Stone Group’s education customers are snapping up the new 802.11ac wireless standard, despite analyst claims to the contrary.
The firm says that English schools are bypassing old WiFi technology and refreshing their estate using the new standard ahead of the next school year, with one in four of its deployments based on the new standard.
This flies in the face of Gartner research concluding that just 8.9 per cent of deployments will be based on the standard this year, the firm claims.
One of its most recent wins is with Twickenham-based secondary school Orleans Park, which has started using a Cisco Meraki 802.11ac wireless network this month, to allow students and teachers to connect their own and the school’s devices to the web via its London Grid for Learning ISP.
Stone has installed 30 MR34 access points across the 70-room, 16 acre site, which includes outdoor areas such as playing fields.
Peter Richardson, senior IT technician at Orleans Park, said: “This is our first WiFi network and comes at a crucial time for us.
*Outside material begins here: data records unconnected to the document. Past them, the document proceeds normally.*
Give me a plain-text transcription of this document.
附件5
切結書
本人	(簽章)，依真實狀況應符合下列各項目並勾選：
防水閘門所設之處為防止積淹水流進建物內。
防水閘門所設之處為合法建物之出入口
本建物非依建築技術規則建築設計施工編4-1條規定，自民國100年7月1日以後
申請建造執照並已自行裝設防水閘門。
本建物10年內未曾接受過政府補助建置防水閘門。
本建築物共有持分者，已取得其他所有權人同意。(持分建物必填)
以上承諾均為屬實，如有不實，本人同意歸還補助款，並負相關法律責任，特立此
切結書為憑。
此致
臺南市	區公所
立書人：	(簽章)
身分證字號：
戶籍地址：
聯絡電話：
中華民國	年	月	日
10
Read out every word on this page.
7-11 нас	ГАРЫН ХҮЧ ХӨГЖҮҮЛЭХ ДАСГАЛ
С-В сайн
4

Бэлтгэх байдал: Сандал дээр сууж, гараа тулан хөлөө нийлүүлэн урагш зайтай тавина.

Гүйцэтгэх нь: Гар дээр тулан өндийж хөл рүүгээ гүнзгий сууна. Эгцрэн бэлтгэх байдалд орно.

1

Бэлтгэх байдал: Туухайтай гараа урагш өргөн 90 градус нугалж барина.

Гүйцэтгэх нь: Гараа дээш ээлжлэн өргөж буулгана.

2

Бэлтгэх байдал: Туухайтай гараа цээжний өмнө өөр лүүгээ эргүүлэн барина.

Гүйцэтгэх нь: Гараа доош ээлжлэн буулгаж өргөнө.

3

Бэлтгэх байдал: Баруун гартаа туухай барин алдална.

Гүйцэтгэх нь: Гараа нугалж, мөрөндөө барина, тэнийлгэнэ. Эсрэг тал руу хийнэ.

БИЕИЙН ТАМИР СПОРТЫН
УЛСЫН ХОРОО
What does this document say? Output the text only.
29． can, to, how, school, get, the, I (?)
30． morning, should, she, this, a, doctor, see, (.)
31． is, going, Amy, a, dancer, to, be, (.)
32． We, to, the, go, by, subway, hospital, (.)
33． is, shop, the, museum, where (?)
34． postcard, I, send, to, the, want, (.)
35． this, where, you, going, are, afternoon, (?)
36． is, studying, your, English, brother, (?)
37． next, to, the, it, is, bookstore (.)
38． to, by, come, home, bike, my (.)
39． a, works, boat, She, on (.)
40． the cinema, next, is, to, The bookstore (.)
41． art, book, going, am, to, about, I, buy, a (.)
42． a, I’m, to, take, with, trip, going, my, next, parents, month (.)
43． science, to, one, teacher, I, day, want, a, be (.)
Our sixth-form centre opens in September, and new students will be able to access their course materials, learning aids and engage with their teachers via the network. It’s incredibly fast, downloads files in seconds, and students can use their WEP keys to sign in. Learning is no longer classroom based here now, it can be anywhere on site, with no awkward bandwidth downtime.
“It has been a few days since I turned the network on, and already about one third of pupils are accessing it. We used a small pool of ICT students to test it, and since go-live, word of mouth has spread its popularity on campus. We think that within a couple of months, all students will be running two devices each over the WiFi. I don’t think this would have been possible if I’d chosen a less robust standard than 802.11ac,” he added.
Simon Harbridge, chief executive of Stone Group, said: “We supplied Orleans Park with their new Cisco Meraki network after a site visit to assess the school’s geography and infrastructure and plan the set-up. 802.11ac is remarkably quick WiFi and has the gigabit ethernet backup to be able to cope well with lots of data changing hands between students and the internet. It’s perfect for educative requirements and, judging by the sharp upswing we’re seeing in interest, many schools and colleges are seeing it as an essential investment when refreshing their tech estate ahead of the new academic year.”